La violencia volvió a irrumpir en Guanajuato con el asesinato de Antonio Saldaña Reyes, empresario del sector zapatero y activista político, quien fue privado de la vida en el municipio de San Francisco del Rincón. El crimen generó consternación entre sectores productivos y sociales de la región, al tratarse de una figura conocida por su participación comunitaria y actividad económica local.

De acuerdo con información oficial, la Fiscalía General del Estado (FGE) confirmó la apertura de una carpeta de investigación para esclarecer los hechos y dar con los responsables. Sin embargo, el anuncio ocurre en un contexto de desconfianza ciudadana, marcado por altos niveles de impunidad y una violencia persistente que no ha logrado ser contenida por las autoridades estatales.

Guanajuato se ha convertido en un referente nacional de inseguridad, pese a los discursos del gobierno estatal panista que insisten en minimizar la crisis. Los homicidios dolosos, las agresiones contra empresarios y la vulnerabilidad de actores sociales reflejan una estrategia fallida que no ha logrado proteger ni a la ciudadanía ni a los sectores productivos.
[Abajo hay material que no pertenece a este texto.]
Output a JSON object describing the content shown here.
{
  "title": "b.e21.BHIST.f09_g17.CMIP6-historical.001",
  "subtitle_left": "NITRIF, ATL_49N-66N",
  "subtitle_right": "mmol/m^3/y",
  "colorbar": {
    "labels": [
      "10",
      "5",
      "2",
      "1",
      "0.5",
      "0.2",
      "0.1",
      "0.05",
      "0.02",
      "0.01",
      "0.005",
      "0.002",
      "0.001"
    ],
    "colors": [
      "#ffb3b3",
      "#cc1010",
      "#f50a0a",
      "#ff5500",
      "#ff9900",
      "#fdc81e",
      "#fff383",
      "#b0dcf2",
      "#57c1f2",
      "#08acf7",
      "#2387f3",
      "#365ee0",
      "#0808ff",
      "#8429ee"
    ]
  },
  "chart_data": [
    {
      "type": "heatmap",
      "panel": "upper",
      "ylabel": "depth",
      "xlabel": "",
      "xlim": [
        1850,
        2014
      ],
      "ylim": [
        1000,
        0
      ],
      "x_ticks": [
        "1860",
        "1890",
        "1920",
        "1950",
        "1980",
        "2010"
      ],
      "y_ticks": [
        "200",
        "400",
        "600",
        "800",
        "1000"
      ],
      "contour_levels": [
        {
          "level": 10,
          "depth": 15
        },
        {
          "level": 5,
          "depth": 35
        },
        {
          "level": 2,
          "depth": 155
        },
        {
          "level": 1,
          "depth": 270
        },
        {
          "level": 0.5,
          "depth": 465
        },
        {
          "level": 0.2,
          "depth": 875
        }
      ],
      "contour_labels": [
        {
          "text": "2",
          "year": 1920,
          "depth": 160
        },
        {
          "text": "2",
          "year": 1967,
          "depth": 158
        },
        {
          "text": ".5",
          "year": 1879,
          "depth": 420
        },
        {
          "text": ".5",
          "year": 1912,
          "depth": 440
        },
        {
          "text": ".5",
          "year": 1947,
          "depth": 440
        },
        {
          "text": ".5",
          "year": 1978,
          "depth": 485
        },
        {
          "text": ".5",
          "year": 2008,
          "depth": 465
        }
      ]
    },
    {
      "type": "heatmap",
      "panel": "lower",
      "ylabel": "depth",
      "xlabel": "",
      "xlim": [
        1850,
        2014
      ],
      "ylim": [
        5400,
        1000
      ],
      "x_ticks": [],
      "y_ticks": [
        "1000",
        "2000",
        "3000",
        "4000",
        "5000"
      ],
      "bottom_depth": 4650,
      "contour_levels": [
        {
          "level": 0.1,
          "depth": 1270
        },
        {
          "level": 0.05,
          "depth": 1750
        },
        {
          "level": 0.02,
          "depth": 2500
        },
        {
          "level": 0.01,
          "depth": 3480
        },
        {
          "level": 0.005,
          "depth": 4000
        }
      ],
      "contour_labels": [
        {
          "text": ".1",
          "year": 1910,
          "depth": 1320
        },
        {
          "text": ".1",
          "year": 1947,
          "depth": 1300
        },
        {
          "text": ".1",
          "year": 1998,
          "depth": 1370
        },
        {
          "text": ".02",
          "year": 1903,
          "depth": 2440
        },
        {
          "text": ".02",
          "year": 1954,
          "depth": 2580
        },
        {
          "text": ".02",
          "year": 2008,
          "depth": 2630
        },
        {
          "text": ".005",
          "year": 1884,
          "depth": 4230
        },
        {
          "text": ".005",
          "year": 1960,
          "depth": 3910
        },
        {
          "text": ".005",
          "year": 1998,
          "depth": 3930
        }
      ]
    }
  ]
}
El asesinato de Saldaña Reyes se suma a una larga lista de hechos violentos que afectan la vida pública y económica del estado, impactando directamente en la confianza, el empleo y la convivencia comunitaria. La falta de resultados tangibles y la reiteración de promesas sin cumplimiento profundizan el contraste entre el discurso oficial y la realidad que se vive en el territorio.

Organizaciones, activistas y ciudadanía han comenzado a exigir justicia y acciones concretas, no sólo para esclarecer este caso, sino para frenar la espiral de violencia que mantiene a Guanajuato en niveles críticos. La seguridad no puede seguir siendo una asignatura pendiente ni un tema administrado desde la retórica.